Hurrah! You will no longer be cursed with unwanted White Pages. No more automatic delivery of half a pulped tree. For a while there was discussion of delivering the book directly to your recycling bin, but now they're going to stop altogether.

It's about time. Looking up a number has gone the way of walking across the room to change the TV channel, or lifting the tone arm of a record player because the album was over.

No, wait. I did that last week. I was bequeathed a number of old records of historical value, and since I had kicked my turntable to the trash a decade ago, I had to buy another one. It brought back all the old vinyl memories — the dustball on the needle, the shhhhick of an album pulled from its sleeve, the comforting throat-clearing sound the needle made when it found the groove and the music hadn't started yet, the irritation of the irritation of the irritation of SKRRRRR from a record that skipped on a scratch. But now I've become one of those tiresome vintage enthusiasts who scours the Goodwill bins for "Atomic Kon-Tiki Cocktail Music for Moon Lovers."

Vinyl is hip again, and that leads me to believe that phone books will get the vintage-cool treatment someday as well. An inordinately bearded man in his late 20s will open up a White Pages Emporium and stand behind a counter with several phone books attached to thick chains. The article in the community paper will read:

"Looking up something on the Internet, calling 411 on your phone — it's really kinda soulless," says A. Wyzchezknewksi, co-owner of Number Please. "When you open the phone book and page through the listings, you get a sense of how many people live here, the names of the streets."

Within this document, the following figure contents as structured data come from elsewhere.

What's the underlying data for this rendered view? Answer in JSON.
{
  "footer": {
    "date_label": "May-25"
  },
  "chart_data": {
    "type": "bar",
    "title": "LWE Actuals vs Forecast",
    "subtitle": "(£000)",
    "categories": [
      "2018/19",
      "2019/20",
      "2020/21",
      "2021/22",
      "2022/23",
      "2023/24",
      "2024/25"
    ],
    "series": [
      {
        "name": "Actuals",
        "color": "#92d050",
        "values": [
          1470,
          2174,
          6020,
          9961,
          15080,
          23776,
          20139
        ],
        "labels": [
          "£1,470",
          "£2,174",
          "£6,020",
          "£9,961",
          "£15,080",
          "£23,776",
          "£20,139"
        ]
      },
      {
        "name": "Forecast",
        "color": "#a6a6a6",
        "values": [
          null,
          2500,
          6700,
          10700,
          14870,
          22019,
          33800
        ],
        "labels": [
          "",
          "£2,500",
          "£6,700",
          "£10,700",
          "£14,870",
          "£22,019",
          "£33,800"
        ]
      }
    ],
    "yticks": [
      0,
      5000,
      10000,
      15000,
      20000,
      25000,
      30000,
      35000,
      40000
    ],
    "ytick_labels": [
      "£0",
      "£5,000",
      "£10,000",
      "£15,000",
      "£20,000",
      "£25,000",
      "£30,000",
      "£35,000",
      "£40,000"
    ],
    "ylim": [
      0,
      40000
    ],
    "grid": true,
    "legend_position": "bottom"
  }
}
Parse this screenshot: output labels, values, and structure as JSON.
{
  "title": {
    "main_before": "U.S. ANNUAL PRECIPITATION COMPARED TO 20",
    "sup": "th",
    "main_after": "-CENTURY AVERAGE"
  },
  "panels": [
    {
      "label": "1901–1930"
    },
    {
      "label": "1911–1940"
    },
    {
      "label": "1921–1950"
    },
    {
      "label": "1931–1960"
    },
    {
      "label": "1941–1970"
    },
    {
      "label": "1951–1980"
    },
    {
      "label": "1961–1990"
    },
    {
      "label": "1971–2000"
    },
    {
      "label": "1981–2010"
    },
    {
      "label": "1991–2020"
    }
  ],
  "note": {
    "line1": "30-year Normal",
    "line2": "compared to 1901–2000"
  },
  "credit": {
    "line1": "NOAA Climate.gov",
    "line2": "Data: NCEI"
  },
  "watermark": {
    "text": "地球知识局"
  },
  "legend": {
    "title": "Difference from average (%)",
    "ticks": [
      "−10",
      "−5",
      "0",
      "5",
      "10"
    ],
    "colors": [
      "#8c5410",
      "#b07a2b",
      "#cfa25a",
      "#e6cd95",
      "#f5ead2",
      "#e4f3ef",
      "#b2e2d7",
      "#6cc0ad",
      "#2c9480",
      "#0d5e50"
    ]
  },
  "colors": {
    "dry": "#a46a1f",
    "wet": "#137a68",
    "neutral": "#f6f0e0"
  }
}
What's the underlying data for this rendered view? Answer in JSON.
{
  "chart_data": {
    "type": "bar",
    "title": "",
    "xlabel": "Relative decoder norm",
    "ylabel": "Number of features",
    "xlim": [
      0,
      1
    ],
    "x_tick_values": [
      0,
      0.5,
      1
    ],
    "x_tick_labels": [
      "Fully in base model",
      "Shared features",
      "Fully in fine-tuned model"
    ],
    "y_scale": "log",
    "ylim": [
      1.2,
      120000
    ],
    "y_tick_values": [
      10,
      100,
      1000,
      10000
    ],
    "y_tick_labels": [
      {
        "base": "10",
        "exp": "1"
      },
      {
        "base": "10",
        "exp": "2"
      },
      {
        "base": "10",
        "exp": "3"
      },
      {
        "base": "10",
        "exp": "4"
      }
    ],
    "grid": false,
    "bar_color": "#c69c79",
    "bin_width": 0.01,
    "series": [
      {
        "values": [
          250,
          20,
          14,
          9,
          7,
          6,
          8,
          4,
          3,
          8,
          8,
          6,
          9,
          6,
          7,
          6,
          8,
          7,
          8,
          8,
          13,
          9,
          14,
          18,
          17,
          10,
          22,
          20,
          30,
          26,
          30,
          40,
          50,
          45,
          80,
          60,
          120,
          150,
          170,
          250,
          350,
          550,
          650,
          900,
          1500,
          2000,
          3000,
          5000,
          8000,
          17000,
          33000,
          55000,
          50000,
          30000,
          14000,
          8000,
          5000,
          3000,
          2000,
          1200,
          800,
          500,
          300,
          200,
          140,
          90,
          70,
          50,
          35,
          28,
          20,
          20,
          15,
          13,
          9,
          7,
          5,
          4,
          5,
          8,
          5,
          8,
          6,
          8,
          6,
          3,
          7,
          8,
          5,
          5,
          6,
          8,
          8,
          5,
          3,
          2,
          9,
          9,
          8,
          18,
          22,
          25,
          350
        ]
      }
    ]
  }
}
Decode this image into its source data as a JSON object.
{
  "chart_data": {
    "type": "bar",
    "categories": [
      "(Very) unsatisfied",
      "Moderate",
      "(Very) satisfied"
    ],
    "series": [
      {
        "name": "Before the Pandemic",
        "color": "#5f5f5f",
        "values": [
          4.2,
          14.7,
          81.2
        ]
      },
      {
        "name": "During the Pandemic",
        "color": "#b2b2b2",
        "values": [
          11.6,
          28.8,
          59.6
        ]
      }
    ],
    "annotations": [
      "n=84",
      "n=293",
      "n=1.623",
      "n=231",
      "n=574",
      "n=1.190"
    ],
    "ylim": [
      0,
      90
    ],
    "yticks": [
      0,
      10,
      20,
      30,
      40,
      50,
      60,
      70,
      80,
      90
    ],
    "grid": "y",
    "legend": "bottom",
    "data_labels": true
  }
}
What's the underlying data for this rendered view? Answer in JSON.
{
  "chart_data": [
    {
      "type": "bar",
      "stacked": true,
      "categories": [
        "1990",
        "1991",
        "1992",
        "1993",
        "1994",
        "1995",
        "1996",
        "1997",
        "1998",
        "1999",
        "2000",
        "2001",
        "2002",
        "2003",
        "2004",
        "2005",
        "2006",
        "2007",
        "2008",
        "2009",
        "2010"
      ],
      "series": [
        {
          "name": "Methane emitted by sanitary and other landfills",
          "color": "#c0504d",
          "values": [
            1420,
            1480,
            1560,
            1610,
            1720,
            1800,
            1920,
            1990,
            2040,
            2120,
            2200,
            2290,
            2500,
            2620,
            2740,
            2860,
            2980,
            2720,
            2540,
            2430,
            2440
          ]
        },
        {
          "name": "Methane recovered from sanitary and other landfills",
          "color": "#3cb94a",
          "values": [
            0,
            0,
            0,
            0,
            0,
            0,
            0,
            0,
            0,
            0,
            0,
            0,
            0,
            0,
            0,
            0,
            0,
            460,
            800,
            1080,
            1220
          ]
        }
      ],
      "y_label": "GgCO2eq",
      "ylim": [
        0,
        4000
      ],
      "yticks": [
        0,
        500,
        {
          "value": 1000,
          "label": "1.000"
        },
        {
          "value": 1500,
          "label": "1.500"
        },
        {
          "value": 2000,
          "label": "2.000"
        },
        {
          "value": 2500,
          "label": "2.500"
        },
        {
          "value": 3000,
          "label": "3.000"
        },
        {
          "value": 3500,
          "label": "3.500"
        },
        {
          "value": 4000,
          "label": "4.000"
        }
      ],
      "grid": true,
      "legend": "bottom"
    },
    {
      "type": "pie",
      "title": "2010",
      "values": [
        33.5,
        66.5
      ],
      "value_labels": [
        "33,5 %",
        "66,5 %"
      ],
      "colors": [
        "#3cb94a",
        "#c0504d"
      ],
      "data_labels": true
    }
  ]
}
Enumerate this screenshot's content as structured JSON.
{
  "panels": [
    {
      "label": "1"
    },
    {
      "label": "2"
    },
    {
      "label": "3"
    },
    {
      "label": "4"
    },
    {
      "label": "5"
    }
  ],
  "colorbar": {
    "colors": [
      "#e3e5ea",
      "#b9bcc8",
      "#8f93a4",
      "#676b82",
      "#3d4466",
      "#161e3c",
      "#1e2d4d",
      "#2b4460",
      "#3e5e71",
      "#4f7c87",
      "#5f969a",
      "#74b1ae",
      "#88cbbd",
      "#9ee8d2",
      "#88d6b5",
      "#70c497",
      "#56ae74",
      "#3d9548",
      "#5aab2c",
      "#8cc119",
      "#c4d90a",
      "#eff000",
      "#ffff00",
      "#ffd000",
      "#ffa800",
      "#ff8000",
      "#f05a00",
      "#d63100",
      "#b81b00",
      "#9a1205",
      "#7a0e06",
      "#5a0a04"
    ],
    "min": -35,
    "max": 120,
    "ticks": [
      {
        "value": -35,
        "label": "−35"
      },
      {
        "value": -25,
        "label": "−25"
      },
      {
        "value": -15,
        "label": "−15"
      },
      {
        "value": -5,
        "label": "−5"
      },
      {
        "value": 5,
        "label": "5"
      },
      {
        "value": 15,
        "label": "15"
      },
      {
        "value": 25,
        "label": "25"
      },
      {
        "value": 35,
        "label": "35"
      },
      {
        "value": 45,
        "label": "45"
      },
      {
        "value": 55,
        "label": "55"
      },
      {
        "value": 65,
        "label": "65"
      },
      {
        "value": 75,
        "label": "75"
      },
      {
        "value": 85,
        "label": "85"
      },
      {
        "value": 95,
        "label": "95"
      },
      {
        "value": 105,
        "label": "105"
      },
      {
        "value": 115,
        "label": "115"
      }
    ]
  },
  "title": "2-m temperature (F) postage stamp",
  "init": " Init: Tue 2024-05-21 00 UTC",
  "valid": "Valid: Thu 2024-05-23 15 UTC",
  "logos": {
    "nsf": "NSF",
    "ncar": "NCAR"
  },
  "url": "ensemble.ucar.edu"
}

For a small fee, Number Please will look up the phone number by hand, the old-fashioned way. "Our staff is trained in advance, so if you're looking for Dick Beezer, they're going to start in the first fifth of the book. An amateur would open the book earlier, not realizing how many Andersons there are. It's really a lost art."

He added: "We write the number down with a fountain pen on the inside of a matchbook."

Wyzchezknewksi's previous venture, a service that forwarded 911 calls to authorities via messenger pigeons or unicycle riders, closed in 2009, although lawsuits are still ongoing.